Bab 20 Pernyataan Cinta Riska

28 12 1
                                    

Sementara Rico bersembunyi di ruang kosong yang tak terpakai di sekolah. Selama ini, ruang tersebut menjadi tempat Rico di kala kekalutan menghantui dirinya. Berusaha menenangkan diri dari perasaannya terhadap Riska.
Satu persatu Riska memasuki ruangan, namun tidak ada Rico di sana. Sampai matanya tertuju pada suatu ruangan yang asing baginya. Ia berlari cepat ke arah ruangan tersebut. Ia pun membuka pintu. Cleeekkk!! Rico sedang duduk dengan wajah tertunduk di dalam sana. "Rico!?"
Rico pun terkejut. "Ri-Riska?!"
Riska telah berhasil menemukannya. Riska pun masuk ke dalam ruangan tersebut.
"Mau ngapain lo ke kesini?" tanya Rico ketus.
"Gue cari-cari lo dari tadi, ternyata lo ada di sini," jawab Riska.
Mata Riska mengarah pada luka di tangan Rico. "Ta-tangan lo kenapa?" tanya Riska penasaran.
"Keluar lo!" usir Rico secara halus namun masih terduduk.
"Nggak!" tegas Riska yang tak menghiraukan. Kali ini ia tak akan mendengarkan titah dari Rico.
"GUE BILANG, KELUAR!!"
"NGGAK!!"
Rico lalu berdiri. "Kalo lo nggak keluar, gue yang keluar." Rico beranjak, melangkah ke arah pintu. Dengan sigap, Riska langsung menutup pintu. Brakkk!! Seketika menguncinya, Ceklek!!
"Lo ngapain!?" tanya Rico bingung.
Riska lalu melemparkan kunci tersebut keluar jendela. Ruangan tersebut berada di lantai dua. Mata Rico terbelalak melihat kunci tersebut meluncur bebas.
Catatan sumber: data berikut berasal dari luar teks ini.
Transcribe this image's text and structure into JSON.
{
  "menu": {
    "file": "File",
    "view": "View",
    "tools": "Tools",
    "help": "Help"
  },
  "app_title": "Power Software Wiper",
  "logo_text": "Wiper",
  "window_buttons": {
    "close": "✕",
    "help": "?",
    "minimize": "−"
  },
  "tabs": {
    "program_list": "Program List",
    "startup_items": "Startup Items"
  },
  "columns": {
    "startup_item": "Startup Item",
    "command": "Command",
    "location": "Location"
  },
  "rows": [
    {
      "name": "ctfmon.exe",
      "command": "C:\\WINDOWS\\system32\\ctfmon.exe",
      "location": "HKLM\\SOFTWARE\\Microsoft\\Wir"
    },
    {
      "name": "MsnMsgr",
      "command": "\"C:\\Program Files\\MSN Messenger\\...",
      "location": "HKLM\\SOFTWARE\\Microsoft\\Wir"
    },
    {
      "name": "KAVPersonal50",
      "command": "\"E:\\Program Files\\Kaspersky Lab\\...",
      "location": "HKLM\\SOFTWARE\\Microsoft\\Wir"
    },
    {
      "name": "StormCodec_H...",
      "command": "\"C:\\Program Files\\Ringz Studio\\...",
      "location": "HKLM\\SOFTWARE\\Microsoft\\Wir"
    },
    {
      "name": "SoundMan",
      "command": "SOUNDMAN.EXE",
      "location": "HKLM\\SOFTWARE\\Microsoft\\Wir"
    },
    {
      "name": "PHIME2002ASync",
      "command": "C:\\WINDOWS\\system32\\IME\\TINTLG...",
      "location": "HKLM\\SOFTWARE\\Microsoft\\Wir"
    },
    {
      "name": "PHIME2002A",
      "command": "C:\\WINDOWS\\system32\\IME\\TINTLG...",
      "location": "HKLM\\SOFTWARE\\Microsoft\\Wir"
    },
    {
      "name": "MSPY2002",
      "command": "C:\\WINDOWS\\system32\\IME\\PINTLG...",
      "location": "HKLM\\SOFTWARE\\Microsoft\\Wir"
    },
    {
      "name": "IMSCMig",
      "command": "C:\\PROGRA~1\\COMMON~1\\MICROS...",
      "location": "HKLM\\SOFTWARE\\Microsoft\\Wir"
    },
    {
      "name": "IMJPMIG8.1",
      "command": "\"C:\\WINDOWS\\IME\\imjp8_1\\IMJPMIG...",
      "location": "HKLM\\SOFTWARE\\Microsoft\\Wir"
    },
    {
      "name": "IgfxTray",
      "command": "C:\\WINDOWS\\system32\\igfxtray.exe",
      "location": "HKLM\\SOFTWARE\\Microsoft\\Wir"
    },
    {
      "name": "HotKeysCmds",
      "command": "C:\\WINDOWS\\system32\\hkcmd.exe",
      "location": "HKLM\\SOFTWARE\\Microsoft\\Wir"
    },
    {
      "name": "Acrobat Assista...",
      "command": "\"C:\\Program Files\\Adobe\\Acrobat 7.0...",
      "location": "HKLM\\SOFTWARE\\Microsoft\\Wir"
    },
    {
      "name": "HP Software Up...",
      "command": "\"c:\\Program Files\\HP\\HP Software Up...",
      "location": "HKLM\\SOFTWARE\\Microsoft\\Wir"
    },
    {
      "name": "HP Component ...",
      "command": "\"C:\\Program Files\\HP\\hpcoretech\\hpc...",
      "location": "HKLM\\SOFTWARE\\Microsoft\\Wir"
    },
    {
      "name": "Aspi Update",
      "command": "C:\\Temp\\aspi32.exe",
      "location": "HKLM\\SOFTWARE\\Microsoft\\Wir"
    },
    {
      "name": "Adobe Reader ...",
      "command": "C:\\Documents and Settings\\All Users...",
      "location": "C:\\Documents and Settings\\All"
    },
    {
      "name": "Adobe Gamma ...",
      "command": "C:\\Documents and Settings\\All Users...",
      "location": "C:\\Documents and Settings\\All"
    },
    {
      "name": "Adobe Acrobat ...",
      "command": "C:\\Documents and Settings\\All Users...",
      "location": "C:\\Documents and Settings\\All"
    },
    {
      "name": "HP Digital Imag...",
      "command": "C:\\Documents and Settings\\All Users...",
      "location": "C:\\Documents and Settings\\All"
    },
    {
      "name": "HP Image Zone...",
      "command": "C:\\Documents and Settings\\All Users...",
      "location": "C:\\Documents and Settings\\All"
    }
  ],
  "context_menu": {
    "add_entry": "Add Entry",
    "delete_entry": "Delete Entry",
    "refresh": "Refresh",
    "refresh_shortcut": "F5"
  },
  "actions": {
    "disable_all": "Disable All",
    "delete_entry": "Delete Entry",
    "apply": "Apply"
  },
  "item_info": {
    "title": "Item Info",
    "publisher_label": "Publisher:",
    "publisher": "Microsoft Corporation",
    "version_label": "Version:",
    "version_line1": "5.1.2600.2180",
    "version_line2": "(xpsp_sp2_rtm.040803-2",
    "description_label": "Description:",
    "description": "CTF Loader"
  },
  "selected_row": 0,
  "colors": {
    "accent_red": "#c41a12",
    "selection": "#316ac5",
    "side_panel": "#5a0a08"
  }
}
Plungg. "Ku-kuncinya!?"
Riska menaikkan alisnya, seolah mengejek Rico, yang takkan bisa mengambil kunci tersebut.
"Aaarrggghhh!!!" teriak Rico kesal, lalu duduk kembali.
"Rico! Lo kenapa ngehindar dari gue?" desak Riska.
"Lo gila ya!? Ku-kuncinya? Kita terkurung di sini, lo sadar nggak!" bentak Rico.
"Gue nggak peduli!" Riska lalu sedikit mendekati Rico. "Rico, gue mau tau, tangan lo kenapa?"
"Emang lo peduli?"
Riska heran dan bingung, Rico melontarkan pertanyaan seolah Riska yang bersalah dalam hal ini.
"Apa lo... yang udah pecahin kaca di ruang laboratorium?" selidik Riska.
"Ngapain lo tanya? Nggak penting juga kan buat lo?"
Riska terdiam. Tak ingin lagi bertanya. Karena, apapun pertanyaan yang Riska ajukan pada Rico, Rico selalu memojokkannya. Riska memandangi cowok angkuh yang ada di hadapannya. Ingin sekali ia ucapkan, sekali saja, bahwa ia suka pada Rico. Riska tak tahan lagi. "Lakukan, Riska! Nyatain perasaan lo sekarang!" batin Riska. Lalu melangkah ke arah Rico yang tengah terduduk lesu. Riska mengikis jarak diantara mereka, lalu menggamit wajah Rico, menatap matanya begitu dalam. Lalu berbisik ke telinga Rico, "Gue suka lo, Rico."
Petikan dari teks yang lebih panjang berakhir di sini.